Pollution and Environment
Overview
Pollution and Environment is a consistently tested topic in Assam TET Paper II, bridging science content with Assam's pressing ecological concerns. The state faces unique environmental challenges—annual Brahmaputra floods, industrial pollution from refineries and tea processing, and biodiversity threats to Kaziranga and Manas reserves. Examiners frequently connect textbook pollution concepts to these local realities.
Students must understand three pollution types (air, water, soil), their causes and effects, and conservation strategies at both individual and policy levels. Questions typically test factual recall (pollutant names, diseases) combined with application (identifying pollution sources from scenarios).
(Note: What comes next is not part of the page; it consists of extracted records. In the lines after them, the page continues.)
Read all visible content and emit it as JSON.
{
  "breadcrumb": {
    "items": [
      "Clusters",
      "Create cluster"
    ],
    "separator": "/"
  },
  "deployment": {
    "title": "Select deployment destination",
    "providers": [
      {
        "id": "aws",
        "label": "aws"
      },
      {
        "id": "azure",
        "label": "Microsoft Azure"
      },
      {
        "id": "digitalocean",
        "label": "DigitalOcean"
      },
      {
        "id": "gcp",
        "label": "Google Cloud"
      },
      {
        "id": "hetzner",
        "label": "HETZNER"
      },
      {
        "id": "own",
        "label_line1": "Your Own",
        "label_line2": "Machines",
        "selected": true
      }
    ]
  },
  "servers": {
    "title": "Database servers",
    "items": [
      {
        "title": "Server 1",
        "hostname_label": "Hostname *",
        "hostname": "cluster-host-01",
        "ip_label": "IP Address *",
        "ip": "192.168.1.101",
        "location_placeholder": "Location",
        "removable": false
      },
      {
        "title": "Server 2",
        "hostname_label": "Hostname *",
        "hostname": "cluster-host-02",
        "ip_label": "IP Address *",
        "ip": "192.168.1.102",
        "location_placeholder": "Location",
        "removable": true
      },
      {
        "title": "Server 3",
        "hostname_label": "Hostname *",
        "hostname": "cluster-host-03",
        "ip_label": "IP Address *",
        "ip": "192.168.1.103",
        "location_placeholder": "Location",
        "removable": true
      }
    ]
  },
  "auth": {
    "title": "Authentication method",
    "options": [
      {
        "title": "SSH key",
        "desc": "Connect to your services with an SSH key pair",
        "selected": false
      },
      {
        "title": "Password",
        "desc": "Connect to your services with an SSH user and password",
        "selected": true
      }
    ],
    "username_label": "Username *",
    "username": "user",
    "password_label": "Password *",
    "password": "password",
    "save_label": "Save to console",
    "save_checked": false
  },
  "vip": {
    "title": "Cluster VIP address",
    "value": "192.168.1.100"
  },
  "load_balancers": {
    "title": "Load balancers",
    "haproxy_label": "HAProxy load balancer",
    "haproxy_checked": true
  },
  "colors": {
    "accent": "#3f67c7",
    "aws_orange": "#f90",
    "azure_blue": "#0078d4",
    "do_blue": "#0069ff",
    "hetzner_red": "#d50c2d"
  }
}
Mastering this topic also supports the EVS pedagogy section, where environmental awareness is a key curricular goal.
The topic carries moderate weightage but offers easy marks if you memorize key pollutants, their sources, and landmark conservation measures—particularly those relevant to Assam's ecology.
Key Concepts
- **Pollution defined**: Introduction of harmful substances (pollutants) into the environment at rates exceeding nature's capacity to neutralize them.
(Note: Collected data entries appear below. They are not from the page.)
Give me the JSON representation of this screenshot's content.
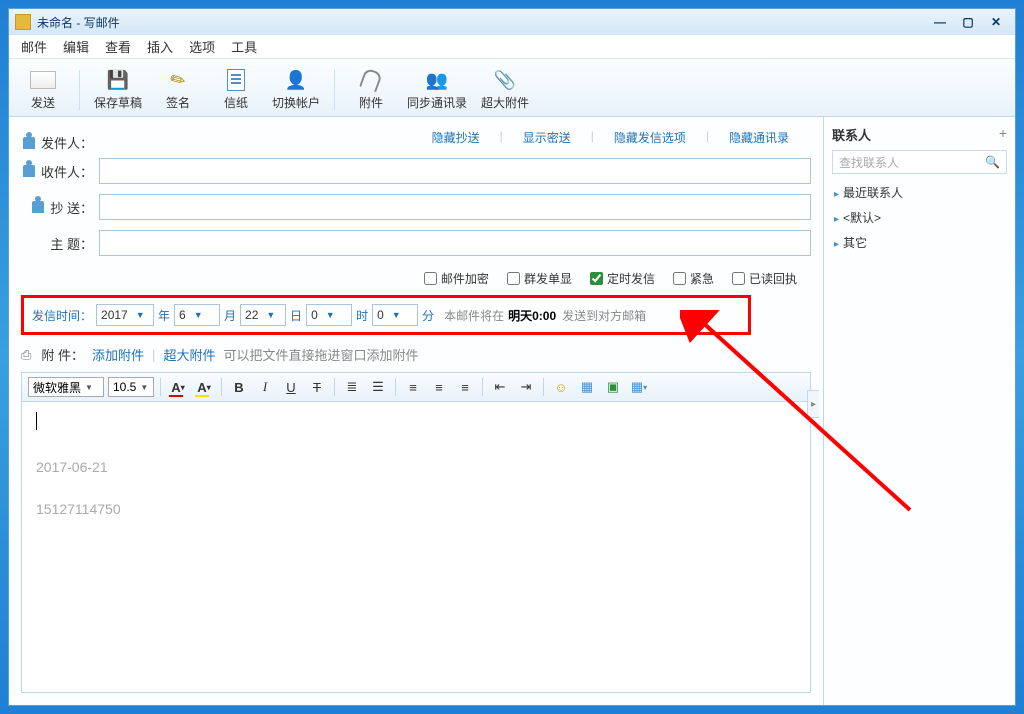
{
  "titlebar": {
    "title": "未命名 - 写邮件"
  },
  "menu": {
    "mail": "邮件",
    "edit": "编辑",
    "view": "查看",
    "insert": "插入",
    "options": "选项",
    "tools": "工具"
  },
  "toolbar": {
    "send": "发送",
    "save_draft": "保存草稿",
    "sign": "签名",
    "paper": "信纸",
    "switch": "切换帐户",
    "attach": "附件",
    "sync": "同步通讯录",
    "big_attach": "超大附件"
  },
  "header_links": {
    "hide_cc": "隐藏抄送",
    "show_bcc": "显示密送",
    "hide_send_opts": "隐藏发信选项",
    "hide_contacts": "隐藏通讯录",
    "sep": "|"
  },
  "fields": {
    "from": "发件人：",
    "to": "收件人：",
    "cc": "抄  送：",
    "subject": "主  题："
  },
  "checkboxes": {
    "encrypt": "邮件加密",
    "mass": "群发单显",
    "scheduled": "定时发信",
    "urgent": "紧急",
    "receipt": "已读回执"
  },
  "schedule": {
    "label": "发信时间：",
    "year": "2017",
    "year_u": "年",
    "month": "6",
    "month_u": "月",
    "day": "22",
    "day_u": "日",
    "hour": "0",
    "hour_u": "时",
    "minute": "0",
    "minute_u": "分",
    "hint_pre": "本邮件将在",
    "hint_bold": "明天0:00",
    "hint_post": "发送到对方邮箱"
  },
  "attach_row": {
    "label": "附  件：",
    "add": "添加附件",
    "big": "超大附件",
    "hint": "可以把文件直接拖进窗口添加附件"
  },
  "editor_tb": {
    "font": "微软雅黑",
    "size": "10.5",
    "a": "A",
    "bold": "B",
    "italic": "I",
    "underline": "U",
    "strike": "T"
  },
  "editor_body": {
    "line1": "2017-06-21",
    "line2": "15127114750"
  },
  "contacts": {
    "title": "联系人",
    "search_placeholder": "查找联系人",
    "items": [
      "最近联系人",
      "<默认>",
      "其它"
    ]
  }
}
- **Air pollution sources**: Vehicular emissions, industrial discharge, burning of fossil fuels and crop residue, brick kilns, and oil refineries (Digboi, Numaligarh in Assam).
- **Water pollution sources**: Untreated sewage, industrial effluents, agricultural runoff (pesticides, fertilizers), and oil spills. The Brahmaputra and Barak rivers face pollution from urban centres and tea-garden chemical runoff.
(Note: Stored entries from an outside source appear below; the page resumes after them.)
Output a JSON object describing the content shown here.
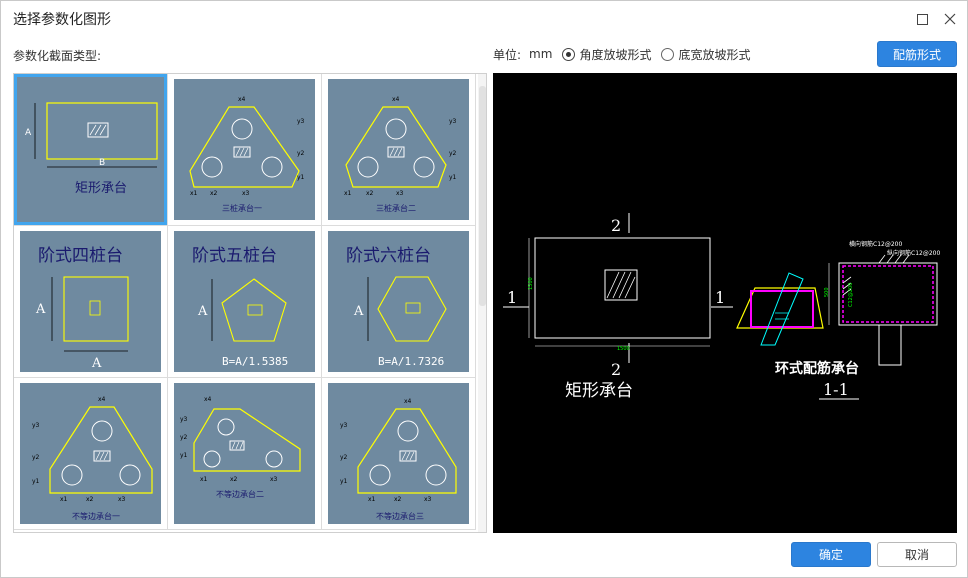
{
  "dialog": {
    "title": "选择参数化图形",
    "section_label": "参数化截面类型:"
  },
  "options": {
    "unit_label": "单位:",
    "unit_value": "mm",
    "radio_angle": "角度放坡形式",
    "radio_bottom": "底宽放坡形式",
    "selected": "angle",
    "rebar_button": "配筋形式"
  },
  "gallery": {
    "items": [
      {
        "id": "rect",
        "caption": "矩形承台",
        "dims": [
          "A",
          "B"
        ]
      },
      {
        "id": "tri1",
        "caption": "三桩承台一",
        "dims": [
          "x1",
          "x2",
          "x3",
          "x4",
          "y1",
          "y2",
          "y3"
        ]
      },
      {
        "id": "tri2",
        "caption": "三桩承台二",
        "dims": [
          "x1",
          "x2",
          "x3",
          "x4",
          "y1",
          "y2",
          "y3"
        ]
      },
      {
        "id": "step4",
        "caption": "阶式四桩台",
        "dims": [
          "A",
          "A"
        ]
      },
      {
        "id": "step5",
        "caption": "阶式五桩台",
        "dims": [
          "A"
        ],
        "formula": "B=A/1.5385"
      },
      {
        "id": "step6",
        "caption": "阶式六桩台",
        "dims": [
          "A"
        ],
        "formula": "B=A/1.7326"
      },
      {
        "id": "uneq1",
        "caption": "不等边承台一",
        "dims": [
          "x1",
          "x2",
          "x3",
          "x4",
          "y1",
          "y2",
          "y3"
        ]
      },
      {
        "id": "uneq2",
        "caption": "不等边承台二",
        "dims": [
          "x1",
          "x2",
          "x3",
          "x4",
          "y1",
          "y2",
          "y3"
        ]
      },
      {
        "id": "uneq3",
        "caption": "不等边承台三",
        "dims": [
          "x1",
          "x2",
          "x3",
          "x4",
          "y1",
          "y2",
          "y3"
        ]
      }
    ]
  },
  "preview": {
    "section_mark": "2",
    "side_mark": "1",
    "dim_width": "1500",
    "dim_height": "1500",
    "shape_label": "矩形承台",
    "ring_label": "环式配筋承台",
    "section_label": "1-1",
    "rebar_h": "横向钢筋C12@200",
    "rebar_v": "纵向钢筋C12@200",
    "rebar_side": "C12@200",
    "dim_side": "500"
  },
  "footer": {
    "ok": "确定",
    "cancel": "取消"
  },
  "colors": {
    "accent": "#2d84e0",
    "thumb_bg": "#6f8aa0",
    "cad_yellow": "#ffff00",
    "cad_magenta": "#ff00ff",
    "cad_cyan": "#00ffff",
    "cad_green": "#00ff00"
  }
}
- **Soil pollution sources**: Excessive use of chemical fertilizers and pesticides, improper waste disposal, industrial waste dumping, and plastic accumulation.
- **Bioaccumulation and biomagnification**: Pollutants like DDT and mercury concentrate as they move up the food chain—important mechanism linking pollution to human health.
- **Greenhouse effect and global warming**: CO₂, methane, and nitrous oxide trap heat, raising global temperatures. Assam experiences effects through erratic monsoons and increased flood intensity.
- **Conservation approaches**: The 3Rs (Reduce, Reuse, Recycle), afforestation, rainwater harvesting, bioremediation, and legislative measures (Wildlife Protection Act, National Green Tribunal).
- **Biodiversity hotspots**: Assam lies within the Indo-Burma hotspot; conservation of Kaziranga (one-horned rhino), Manas (tiger, pygmy hog), and Hoolock gibbon habitats is ecologically critical.